Dream Chronicles Review

Casual games are usually simple affairs that don’t demand much from their target audience. They don’t require you to be deadly accurate with a sniper rifle or to time increasingly difficult platform jumps. Instead, they focus on featuring a solid, addictive gameplay element that, when done properly, gives way to tons of depth.

Dream Chronicles is a casual game that is way too simple, to the point of insulting its audience, and provides no worthwhile gameplay for you to invest in. It’s a bland game that is on the wrong platform, looking for the wrong players, and asking too much for what it offers.

Dream Chronicles is a hidden object/graphic adventure game that casts you as a woman named Faye who awakens after being put to sleep by a spell. As you progress through the 18 "screens," you’ll have to solve the puzzle using objects that you locate in the environment. You can look around the screen, but you are stuck in that location until you solve the puzzle and can move forward.

DC 

As such, everything you need to move forward is present and the puzzles are painfully simple. You can’t place an object anywhere it is not supposed to be and the game usually spells out the solution in the description. The game doesn’t require you to use your brain at any point during play and both the puzzles and their solutions are boring and uninteresting. I felt like I was walking through this game with little to no challenge until the very final puzzle, which seemed like a desperate attempt to provide you some sort of difficulty knowing the player can sleepwalk through this.

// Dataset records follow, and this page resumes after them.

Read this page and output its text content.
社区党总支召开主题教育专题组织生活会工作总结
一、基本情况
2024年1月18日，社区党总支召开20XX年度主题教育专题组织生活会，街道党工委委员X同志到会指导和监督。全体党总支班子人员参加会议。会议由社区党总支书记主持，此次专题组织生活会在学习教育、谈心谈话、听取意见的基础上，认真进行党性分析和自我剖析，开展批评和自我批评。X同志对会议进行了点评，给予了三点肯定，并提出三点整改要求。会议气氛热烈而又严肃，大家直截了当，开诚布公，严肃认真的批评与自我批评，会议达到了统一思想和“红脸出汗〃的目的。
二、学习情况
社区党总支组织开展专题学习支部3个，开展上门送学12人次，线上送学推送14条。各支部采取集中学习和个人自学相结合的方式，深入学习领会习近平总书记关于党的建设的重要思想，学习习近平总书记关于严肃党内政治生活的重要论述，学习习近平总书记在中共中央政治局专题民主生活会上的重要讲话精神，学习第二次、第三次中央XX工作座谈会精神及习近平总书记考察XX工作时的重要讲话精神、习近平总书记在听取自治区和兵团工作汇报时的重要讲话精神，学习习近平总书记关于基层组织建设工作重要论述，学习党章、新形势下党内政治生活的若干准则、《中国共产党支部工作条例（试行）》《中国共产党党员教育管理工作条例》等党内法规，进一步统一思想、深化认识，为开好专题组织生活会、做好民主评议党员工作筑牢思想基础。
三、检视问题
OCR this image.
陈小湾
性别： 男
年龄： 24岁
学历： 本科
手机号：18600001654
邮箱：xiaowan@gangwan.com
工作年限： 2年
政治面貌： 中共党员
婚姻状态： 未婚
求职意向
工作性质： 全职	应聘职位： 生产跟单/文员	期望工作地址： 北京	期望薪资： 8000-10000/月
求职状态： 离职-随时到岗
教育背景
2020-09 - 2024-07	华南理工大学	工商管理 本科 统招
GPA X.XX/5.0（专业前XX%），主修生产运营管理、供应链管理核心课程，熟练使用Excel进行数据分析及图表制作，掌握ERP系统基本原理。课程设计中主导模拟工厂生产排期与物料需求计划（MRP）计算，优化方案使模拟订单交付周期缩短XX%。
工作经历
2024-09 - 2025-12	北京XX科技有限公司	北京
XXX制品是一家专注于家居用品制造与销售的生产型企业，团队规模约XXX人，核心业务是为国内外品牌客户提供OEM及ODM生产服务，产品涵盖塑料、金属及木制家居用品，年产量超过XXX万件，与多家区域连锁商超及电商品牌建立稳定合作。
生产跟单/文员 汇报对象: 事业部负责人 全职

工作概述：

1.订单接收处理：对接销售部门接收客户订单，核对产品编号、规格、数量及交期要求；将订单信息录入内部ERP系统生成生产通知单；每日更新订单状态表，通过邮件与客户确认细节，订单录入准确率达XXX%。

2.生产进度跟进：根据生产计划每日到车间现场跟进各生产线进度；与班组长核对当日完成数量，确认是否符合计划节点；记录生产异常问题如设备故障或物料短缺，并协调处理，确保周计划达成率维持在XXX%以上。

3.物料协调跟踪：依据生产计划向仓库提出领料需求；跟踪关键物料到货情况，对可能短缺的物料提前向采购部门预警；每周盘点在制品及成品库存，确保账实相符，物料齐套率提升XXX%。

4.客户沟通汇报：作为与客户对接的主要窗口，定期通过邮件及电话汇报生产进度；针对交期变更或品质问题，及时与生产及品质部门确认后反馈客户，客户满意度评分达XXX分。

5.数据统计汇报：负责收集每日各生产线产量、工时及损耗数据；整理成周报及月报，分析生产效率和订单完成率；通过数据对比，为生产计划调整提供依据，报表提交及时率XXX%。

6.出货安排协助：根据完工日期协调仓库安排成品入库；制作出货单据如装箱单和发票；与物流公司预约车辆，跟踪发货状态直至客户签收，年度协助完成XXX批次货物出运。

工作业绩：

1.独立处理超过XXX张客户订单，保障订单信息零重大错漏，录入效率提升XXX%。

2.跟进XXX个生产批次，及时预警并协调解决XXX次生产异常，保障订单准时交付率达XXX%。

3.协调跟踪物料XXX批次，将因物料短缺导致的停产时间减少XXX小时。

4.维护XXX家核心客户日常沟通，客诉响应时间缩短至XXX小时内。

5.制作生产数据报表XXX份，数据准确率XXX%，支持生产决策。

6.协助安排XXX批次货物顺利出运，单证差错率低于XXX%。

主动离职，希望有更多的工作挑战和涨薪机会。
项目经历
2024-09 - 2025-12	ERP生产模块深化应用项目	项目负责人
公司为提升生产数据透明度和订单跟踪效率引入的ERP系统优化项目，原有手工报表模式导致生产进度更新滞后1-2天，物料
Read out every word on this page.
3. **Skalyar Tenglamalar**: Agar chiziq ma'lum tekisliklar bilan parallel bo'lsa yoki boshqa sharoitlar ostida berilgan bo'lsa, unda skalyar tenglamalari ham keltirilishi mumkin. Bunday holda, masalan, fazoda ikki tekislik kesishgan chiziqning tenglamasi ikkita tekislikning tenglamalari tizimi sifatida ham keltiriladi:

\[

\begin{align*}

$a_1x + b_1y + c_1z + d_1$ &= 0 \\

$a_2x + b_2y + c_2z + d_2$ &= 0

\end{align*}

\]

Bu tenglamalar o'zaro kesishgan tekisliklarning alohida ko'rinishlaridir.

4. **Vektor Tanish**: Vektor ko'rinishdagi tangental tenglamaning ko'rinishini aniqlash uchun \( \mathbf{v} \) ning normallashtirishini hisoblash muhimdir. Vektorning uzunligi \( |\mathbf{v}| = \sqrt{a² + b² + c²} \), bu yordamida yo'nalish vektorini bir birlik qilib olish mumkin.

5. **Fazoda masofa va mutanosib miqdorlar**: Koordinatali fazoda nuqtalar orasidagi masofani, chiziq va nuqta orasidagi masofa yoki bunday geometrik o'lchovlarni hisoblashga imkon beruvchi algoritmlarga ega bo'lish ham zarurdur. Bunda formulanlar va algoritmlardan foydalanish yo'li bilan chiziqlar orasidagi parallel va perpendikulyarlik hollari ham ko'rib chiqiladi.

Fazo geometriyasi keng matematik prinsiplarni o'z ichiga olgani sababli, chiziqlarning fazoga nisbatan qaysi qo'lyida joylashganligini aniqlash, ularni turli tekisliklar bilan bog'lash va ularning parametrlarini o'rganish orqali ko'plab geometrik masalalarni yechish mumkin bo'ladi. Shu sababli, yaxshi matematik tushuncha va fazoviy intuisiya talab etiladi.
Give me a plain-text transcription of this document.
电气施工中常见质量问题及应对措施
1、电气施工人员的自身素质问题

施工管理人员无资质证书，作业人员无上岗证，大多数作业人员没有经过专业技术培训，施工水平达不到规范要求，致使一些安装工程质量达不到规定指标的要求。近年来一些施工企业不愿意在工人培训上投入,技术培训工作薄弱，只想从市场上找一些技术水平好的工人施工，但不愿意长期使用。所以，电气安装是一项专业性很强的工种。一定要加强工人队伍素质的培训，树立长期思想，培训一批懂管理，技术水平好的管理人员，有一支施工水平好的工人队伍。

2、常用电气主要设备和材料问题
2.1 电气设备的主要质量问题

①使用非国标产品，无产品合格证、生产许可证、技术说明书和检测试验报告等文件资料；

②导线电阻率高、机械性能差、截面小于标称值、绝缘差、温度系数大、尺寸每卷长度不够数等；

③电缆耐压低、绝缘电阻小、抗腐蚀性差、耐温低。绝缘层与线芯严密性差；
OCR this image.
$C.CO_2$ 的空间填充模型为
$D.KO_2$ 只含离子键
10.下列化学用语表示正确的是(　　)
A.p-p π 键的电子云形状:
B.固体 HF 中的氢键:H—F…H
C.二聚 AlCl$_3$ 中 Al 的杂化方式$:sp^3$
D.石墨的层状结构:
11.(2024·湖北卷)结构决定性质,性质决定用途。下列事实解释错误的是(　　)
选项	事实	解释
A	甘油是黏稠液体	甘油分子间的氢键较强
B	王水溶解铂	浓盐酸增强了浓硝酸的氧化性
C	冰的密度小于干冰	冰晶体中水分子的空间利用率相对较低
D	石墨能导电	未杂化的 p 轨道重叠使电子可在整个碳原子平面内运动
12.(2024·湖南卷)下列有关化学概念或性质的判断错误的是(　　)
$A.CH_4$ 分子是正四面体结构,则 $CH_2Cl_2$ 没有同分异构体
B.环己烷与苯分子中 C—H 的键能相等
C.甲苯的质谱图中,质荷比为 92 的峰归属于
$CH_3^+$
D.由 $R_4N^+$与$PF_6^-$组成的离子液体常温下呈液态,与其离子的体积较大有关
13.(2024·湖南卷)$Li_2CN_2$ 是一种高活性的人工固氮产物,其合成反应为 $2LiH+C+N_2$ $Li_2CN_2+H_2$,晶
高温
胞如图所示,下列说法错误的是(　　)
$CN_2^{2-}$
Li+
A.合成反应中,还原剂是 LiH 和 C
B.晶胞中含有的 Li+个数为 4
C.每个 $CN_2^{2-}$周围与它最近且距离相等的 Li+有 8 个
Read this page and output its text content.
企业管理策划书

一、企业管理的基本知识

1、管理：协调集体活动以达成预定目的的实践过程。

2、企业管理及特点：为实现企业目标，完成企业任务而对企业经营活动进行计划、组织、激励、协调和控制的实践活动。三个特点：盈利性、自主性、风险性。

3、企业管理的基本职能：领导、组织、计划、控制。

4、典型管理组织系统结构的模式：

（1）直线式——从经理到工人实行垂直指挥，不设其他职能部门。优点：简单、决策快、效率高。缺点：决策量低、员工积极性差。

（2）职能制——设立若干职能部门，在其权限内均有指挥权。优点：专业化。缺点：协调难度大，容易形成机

Dream Chronicles was originally a PC game and the transition to XBLA is sloppy and unintuitive. You control a mouse cursor with the left thumbstick, which moves slowly until combined with another another button to speed it up, which then usually makes you over-shoot your selection. You can only hold so many items in your inventory, meaning you to have to constantly put things down and reselect other items. This causes more frustration as you wrestle the slow pointer. The environments and the items that populate them are poorly implemented, with some items actually blending into the background thanks to their color scheme or shape. I spent 20 minutes staring at a crank before I realized that it was actually a crank and not part of the floor.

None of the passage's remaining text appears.